Identify tools needed to monitor custom solutions put in place by Solution Architects and Implementation Engineers.
Successfully implement use of monitoring tools and customize to meet monitoring and alerting business needs.
Analyze logs and error messages to determine source of issue. Debug code and troubleshoot to try and resolve issues. Deliver troubleshooting steps and debugging info to engineering teams for resolution.
Create documentation and processes to allow Engineers to restore service by performing triage, recovery and validation steps for application, network, system and databaseevents.
Establish procedures for alarm handling and escalation.

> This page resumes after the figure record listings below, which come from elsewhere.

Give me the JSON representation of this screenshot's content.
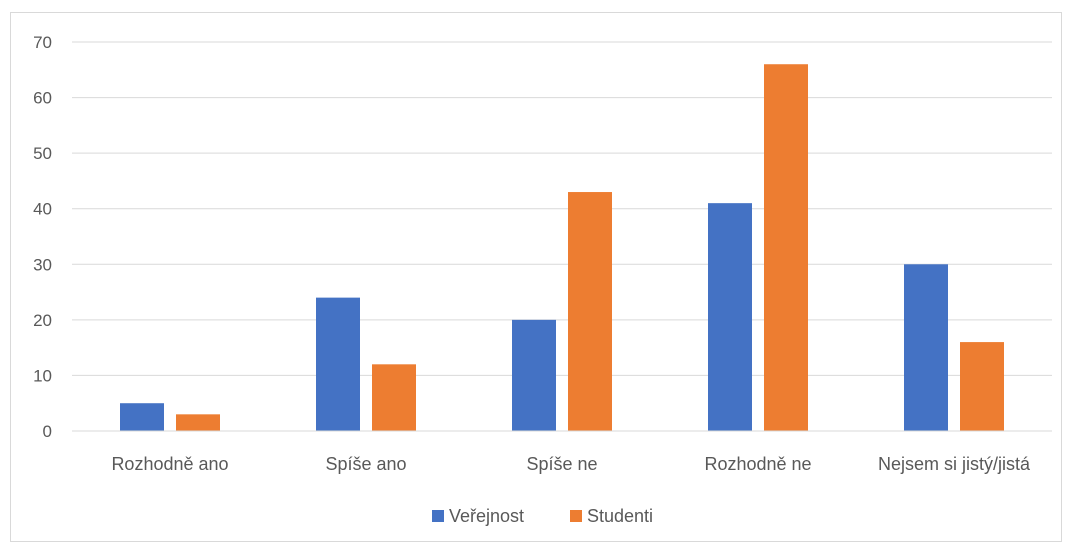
{
  "chart_data": {
    "type": "bar",
    "title": "",
    "xlabel": "",
    "ylabel": "",
    "categories": [
      "Rozhodně ano",
      "Spíše ano",
      "Spíše ne",
      "Rozhodně ne",
      "Nejsem si jistý/jistá"
    ],
    "series": [
      {
        "name": "Veřejnost",
        "color": "#4472C4",
        "values": [
          5,
          24,
          20,
          41,
          30
        ]
      },
      {
        "name": "Studenti",
        "color": "#ED7D31",
        "values": [
          3,
          12,
          43,
          66,
          16
        ]
      }
    ],
    "ylim": [
      0,
      70
    ],
    "yticks": [
      "0",
      "10",
      "20",
      "30",
      "40",
      "50",
      "60",
      "70"
    ],
    "grid": true,
    "legend_position": "bottom"
  }
}
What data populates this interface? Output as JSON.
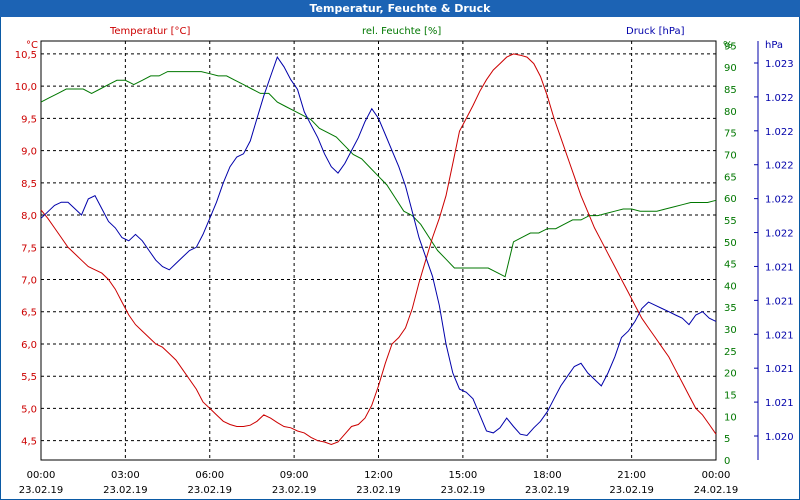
{
  "window": {
    "title": "Temperatur, Feuchte & Druck"
  },
  "chart_data": {
    "type": "line",
    "title": "Temperatur, Feuchte & Druck",
    "grid": true,
    "x": {
      "range_hours": [
        0,
        24
      ],
      "tick_hours": [
        0,
        3,
        6,
        9,
        12,
        15,
        18,
        21,
        24
      ],
      "tick_times": [
        "00:00",
        "03:00",
        "06:00",
        "09:00",
        "12:00",
        "15:00",
        "18:00",
        "21:00",
        "00:00"
      ],
      "tick_dates": [
        "23.02.19",
        "23.02.19",
        "23.02.19",
        "23.02.19",
        "23.02.19",
        "23.02.19",
        "23.02.19",
        "23.02.19",
        "24.02.19"
      ]
    },
    "axes": {
      "temperature": {
        "name": "Temperatur [°C]",
        "unit": "°C",
        "range": [
          4.2,
          10.7
        ],
        "side": "left",
        "ticks": [
          "4,5",
          "5,0",
          "5,5",
          "6,0",
          "6,5",
          "7,0",
          "7,5",
          "8,0",
          "8,5",
          "9,0",
          "9,5",
          "10,0",
          "10,5"
        ],
        "color": "#cc0000"
      },
      "humidity": {
        "name": "rel. Feuchte [%]",
        "unit": "%",
        "range": [
          0,
          96
        ],
        "side": "right",
        "ticks": [
          "0",
          "5",
          "10",
          "15",
          "20",
          "25",
          "30",
          "35",
          "40",
          "45",
          "50",
          "55",
          "60",
          "65",
          "70",
          "75",
          "80",
          "85",
          "90",
          "95"
        ],
        "tick_axis_label": "%",
        "color": "#007700"
      },
      "pressure": {
        "name": "Druck [hPa]",
        "unit": "hPa",
        "side": "right",
        "ticks": [
          "1.020",
          "1.021",
          "1.021",
          "1.021",
          "1.021",
          "1.021",
          "1.022",
          "1.022",
          "1.022",
          "1.022",
          "1.022",
          "1.023"
        ],
        "color": "#0000aa"
      }
    },
    "series": [
      {
        "name": "Temperatur [°C]",
        "axis": "temperature",
        "color": "#cc0000",
        "points": [
          [
            0,
            8.08
          ],
          [
            0.25,
            7.95
          ],
          [
            0.5,
            7.8
          ],
          [
            0.75,
            7.65
          ],
          [
            1,
            7.5
          ],
          [
            1.25,
            7.4
          ],
          [
            1.5,
            7.3
          ],
          [
            1.75,
            7.2
          ],
          [
            2,
            7.15
          ],
          [
            2.25,
            7.1
          ],
          [
            2.5,
            7.0
          ],
          [
            2.75,
            6.85
          ],
          [
            3,
            6.65
          ],
          [
            3.25,
            6.45
          ],
          [
            3.5,
            6.3
          ],
          [
            3.75,
            6.2
          ],
          [
            4,
            6.1
          ],
          [
            4.25,
            6.0
          ],
          [
            4.5,
            5.95
          ],
          [
            4.75,
            5.85
          ],
          [
            5,
            5.75
          ],
          [
            5.25,
            5.6
          ],
          [
            5.5,
            5.45
          ],
          [
            5.75,
            5.3
          ],
          [
            6,
            5.1
          ],
          [
            6.25,
            5.0
          ],
          [
            6.5,
            4.9
          ],
          [
            6.75,
            4.8
          ],
          [
            7,
            4.75
          ],
          [
            7.25,
            4.72
          ],
          [
            7.5,
            4.72
          ],
          [
            7.75,
            4.74
          ],
          [
            8,
            4.8
          ],
          [
            8.25,
            4.9
          ],
          [
            8.5,
            4.85
          ],
          [
            8.75,
            4.78
          ],
          [
            9,
            4.72
          ],
          [
            9.25,
            4.7
          ],
          [
            9.5,
            4.65
          ],
          [
            9.75,
            4.62
          ],
          [
            10,
            4.55
          ],
          [
            10.25,
            4.5
          ],
          [
            10.5,
            4.48
          ],
          [
            10.75,
            4.44
          ],
          [
            11,
            4.48
          ],
          [
            11.25,
            4.6
          ],
          [
            11.5,
            4.72
          ],
          [
            11.75,
            4.75
          ],
          [
            12,
            4.85
          ],
          [
            12.25,
            5.05
          ],
          [
            12.5,
            5.35
          ],
          [
            12.75,
            5.7
          ],
          [
            13,
            6.0
          ],
          [
            13.25,
            6.1
          ],
          [
            13.5,
            6.25
          ],
          [
            13.75,
            6.55
          ],
          [
            14,
            6.95
          ],
          [
            14.25,
            7.3
          ],
          [
            14.5,
            7.65
          ],
          [
            14.75,
            7.95
          ],
          [
            15,
            8.3
          ],
          [
            15.25,
            8.8
          ],
          [
            15.5,
            9.3
          ],
          [
            15.75,
            9.5
          ],
          [
            16,
            9.7
          ],
          [
            16.25,
            9.92
          ],
          [
            16.5,
            10.1
          ],
          [
            16.75,
            10.25
          ],
          [
            17,
            10.35
          ],
          [
            17.25,
            10.45
          ],
          [
            17.5,
            10.5
          ],
          [
            17.75,
            10.48
          ],
          [
            18,
            10.45
          ],
          [
            18.25,
            10.35
          ],
          [
            18.5,
            10.15
          ],
          [
            18.75,
            9.85
          ],
          [
            19,
            9.5
          ],
          [
            19.25,
            9.2
          ],
          [
            19.5,
            8.9
          ],
          [
            19.75,
            8.6
          ],
          [
            20,
            8.3
          ],
          [
            20.25,
            8.05
          ],
          [
            20.5,
            7.8
          ],
          [
            20.75,
            7.6
          ],
          [
            21,
            7.4
          ],
          [
            21.25,
            7.2
          ],
          [
            21.5,
            7.0
          ],
          [
            21.75,
            6.8
          ],
          [
            22,
            6.6
          ],
          [
            22.25,
            6.4
          ],
          [
            22.5,
            6.25
          ],
          [
            22.75,
            6.1
          ],
          [
            23,
            5.95
          ],
          [
            23.25,
            5.8
          ],
          [
            23.5,
            5.6
          ],
          [
            23.75,
            5.4
          ],
          [
            24,
            5.2
          ],
          [
            24.25,
            5.0
          ],
          [
            24.5,
            4.9
          ],
          [
            24.75,
            4.75
          ],
          [
            25,
            4.6
          ]
        ]
      },
      {
        "name": "rel. Feuchte [%]",
        "axis": "humidity",
        "color": "#007700",
        "points": [
          [
            0,
            82
          ],
          [
            0.5,
            83
          ],
          [
            1,
            84
          ],
          [
            1.5,
            85
          ],
          [
            2,
            85
          ],
          [
            2.5,
            85
          ],
          [
            3,
            84
          ],
          [
            3.5,
            85
          ],
          [
            4,
            86
          ],
          [
            4.5,
            87
          ],
          [
            5,
            87
          ],
          [
            5.5,
            86
          ],
          [
            6,
            87
          ],
          [
            6.5,
            88
          ],
          [
            7,
            88
          ],
          [
            7.5,
            89
          ],
          [
            8,
            89
          ],
          [
            8.5,
            89
          ],
          [
            9,
            89
          ],
          [
            9.5,
            89
          ],
          [
            10,
            88.5
          ],
          [
            10.5,
            88
          ],
          [
            11,
            88
          ],
          [
            11.5,
            87
          ],
          [
            12,
            86
          ],
          [
            12.5,
            85
          ],
          [
            13,
            84
          ],
          [
            13.5,
            84
          ],
          [
            14,
            82
          ],
          [
            14.5,
            81
          ],
          [
            15,
            80
          ],
          [
            15.5,
            79
          ],
          [
            16,
            78
          ],
          [
            16.5,
            76
          ],
          [
            17,
            75
          ],
          [
            17.5,
            74
          ],
          [
            18,
            72
          ],
          [
            18.5,
            70
          ],
          [
            19,
            69
          ],
          [
            19.5,
            67
          ],
          [
            20,
            65
          ],
          [
            20.5,
            63
          ],
          [
            21,
            60
          ],
          [
            21.5,
            57
          ],
          [
            22,
            56
          ],
          [
            22.5,
            54
          ],
          [
            23,
            51
          ],
          [
            23.5,
            48
          ],
          [
            24,
            46
          ],
          [
            24.5,
            44
          ],
          [
            25,
            44
          ],
          [
            25.5,
            44
          ],
          [
            26,
            44
          ],
          [
            26.5,
            44
          ],
          [
            27,
            43
          ],
          [
            27.5,
            42
          ],
          [
            28,
            50
          ],
          [
            28.5,
            51
          ],
          [
            29,
            52
          ],
          [
            29.5,
            52
          ],
          [
            30,
            53
          ],
          [
            30.5,
            53
          ],
          [
            31,
            54
          ],
          [
            31.5,
            55
          ],
          [
            32,
            55
          ],
          [
            32.5,
            56
          ],
          [
            33,
            56
          ],
          [
            33.5,
            56.5
          ],
          [
            34,
            57
          ],
          [
            34.5,
            57.5
          ],
          [
            35,
            57.5
          ],
          [
            35.5,
            57
          ],
          [
            36,
            57
          ],
          [
            36.5,
            57
          ],
          [
            37,
            57.5
          ],
          [
            37.5,
            58
          ],
          [
            38,
            58.5
          ],
          [
            38.5,
            59
          ],
          [
            39,
            59
          ],
          [
            39.5,
            59
          ],
          [
            40,
            59.5
          ]
        ]
      },
      {
        "name": "Druck [hPa]",
        "axis": "pressure",
        "color": "#0000aa",
        "points": [
          [
            0,
            7.95
          ],
          [
            0.25,
            8.05
          ],
          [
            0.5,
            8.15
          ],
          [
            0.75,
            8.2
          ],
          [
            1,
            8.2
          ],
          [
            1.25,
            8.1
          ],
          [
            1.5,
            8.0
          ],
          [
            1.75,
            8.25
          ],
          [
            2,
            8.3
          ],
          [
            2.25,
            8.1
          ],
          [
            2.5,
            7.9
          ],
          [
            2.75,
            7.8
          ],
          [
            3,
            7.65
          ],
          [
            3.25,
            7.6
          ],
          [
            3.5,
            7.7
          ],
          [
            3.75,
            7.6
          ],
          [
            4,
            7.45
          ],
          [
            4.25,
            7.3
          ],
          [
            4.5,
            7.2
          ],
          [
            4.75,
            7.15
          ],
          [
            5,
            7.25
          ],
          [
            5.25,
            7.35
          ],
          [
            5.5,
            7.45
          ],
          [
            5.75,
            7.5
          ],
          [
            6,
            7.7
          ],
          [
            6.25,
            7.95
          ],
          [
            6.5,
            8.2
          ],
          [
            6.75,
            8.5
          ],
          [
            7,
            8.75
          ],
          [
            7.25,
            8.9
          ],
          [
            7.5,
            8.95
          ],
          [
            7.75,
            9.15
          ],
          [
            8,
            9.5
          ],
          [
            8.25,
            9.85
          ],
          [
            8.5,
            10.15
          ],
          [
            8.75,
            10.45
          ],
          [
            9,
            10.3
          ],
          [
            9.25,
            10.1
          ],
          [
            9.5,
            9.95
          ],
          [
            9.75,
            9.6
          ],
          [
            10,
            9.4
          ],
          [
            10.25,
            9.2
          ],
          [
            10.5,
            8.95
          ],
          [
            10.75,
            8.75
          ],
          [
            11,
            8.65
          ],
          [
            11.25,
            8.8
          ],
          [
            11.5,
            9.0
          ],
          [
            11.75,
            9.2
          ],
          [
            12,
            9.45
          ],
          [
            12.25,
            9.65
          ],
          [
            12.5,
            9.5
          ],
          [
            12.75,
            9.25
          ],
          [
            13,
            9.0
          ],
          [
            13.25,
            8.75
          ],
          [
            13.5,
            8.45
          ],
          [
            13.75,
            8.05
          ],
          [
            14,
            7.65
          ],
          [
            14.25,
            7.35
          ],
          [
            14.5,
            7.05
          ],
          [
            14.75,
            6.6
          ],
          [
            15,
            6.0
          ],
          [
            15.25,
            5.55
          ],
          [
            15.5,
            5.3
          ],
          [
            15.75,
            5.25
          ],
          [
            16,
            5.15
          ],
          [
            16.25,
            4.9
          ],
          [
            16.5,
            4.65
          ],
          [
            16.75,
            4.62
          ],
          [
            17,
            4.7
          ],
          [
            17.25,
            4.85
          ],
          [
            17.5,
            4.72
          ],
          [
            17.75,
            4.6
          ],
          [
            18,
            4.58
          ],
          [
            18.25,
            4.7
          ],
          [
            18.5,
            4.8
          ],
          [
            18.75,
            4.95
          ],
          [
            19,
            5.15
          ],
          [
            19.25,
            5.35
          ],
          [
            19.5,
            5.5
          ],
          [
            19.75,
            5.65
          ],
          [
            20,
            5.7
          ],
          [
            20.25,
            5.55
          ],
          [
            20.5,
            5.45
          ],
          [
            20.75,
            5.35
          ],
          [
            21,
            5.55
          ],
          [
            21.25,
            5.8
          ],
          [
            21.5,
            6.1
          ],
          [
            21.75,
            6.2
          ],
          [
            22,
            6.35
          ],
          [
            22.25,
            6.55
          ],
          [
            22.5,
            6.65
          ],
          [
            22.75,
            6.6
          ],
          [
            23,
            6.55
          ],
          [
            23.25,
            6.5
          ],
          [
            23.5,
            6.45
          ],
          [
            23.75,
            6.4
          ],
          [
            24,
            6.3
          ],
          [
            24.25,
            6.45
          ],
          [
            24.5,
            6.5
          ],
          [
            24.75,
            6.4
          ],
          [
            25,
            6.35
          ]
        ]
      }
    ]
  }
}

Create reporting and analysis for health of monitored solutions and identify areas of risk and customer exposure.
Establish framework for NOC duties and responsibilities. Identify coverage and response needs for monitored assets.
Identify hand-offs between departments, SLAs, and responsibilities between groups.
Responsible for the tracking of incidents and requests from initial identification through to resolution, ensuring that appropriate categories for logging and escalating incidents and requests are used.
Establishing feedback loop between technical solutions and stakeholders for ongoing improvements.
Work closely with Solution Consultants and Implementation Engineers to scope monitoring and alerting needs for customer solutions in advance of implementation.
Some knowledge (and experience) of programming languages, enough to follow code execution, detect code errors, debug, and make minor fixes.
Experience working with Microsoft Azure environments
Excellent (advanced) knowledge of SQL
Troubleshooting skills (patience and determination to find and solve problems)
Strong priority management skills and proven problem-solving skills.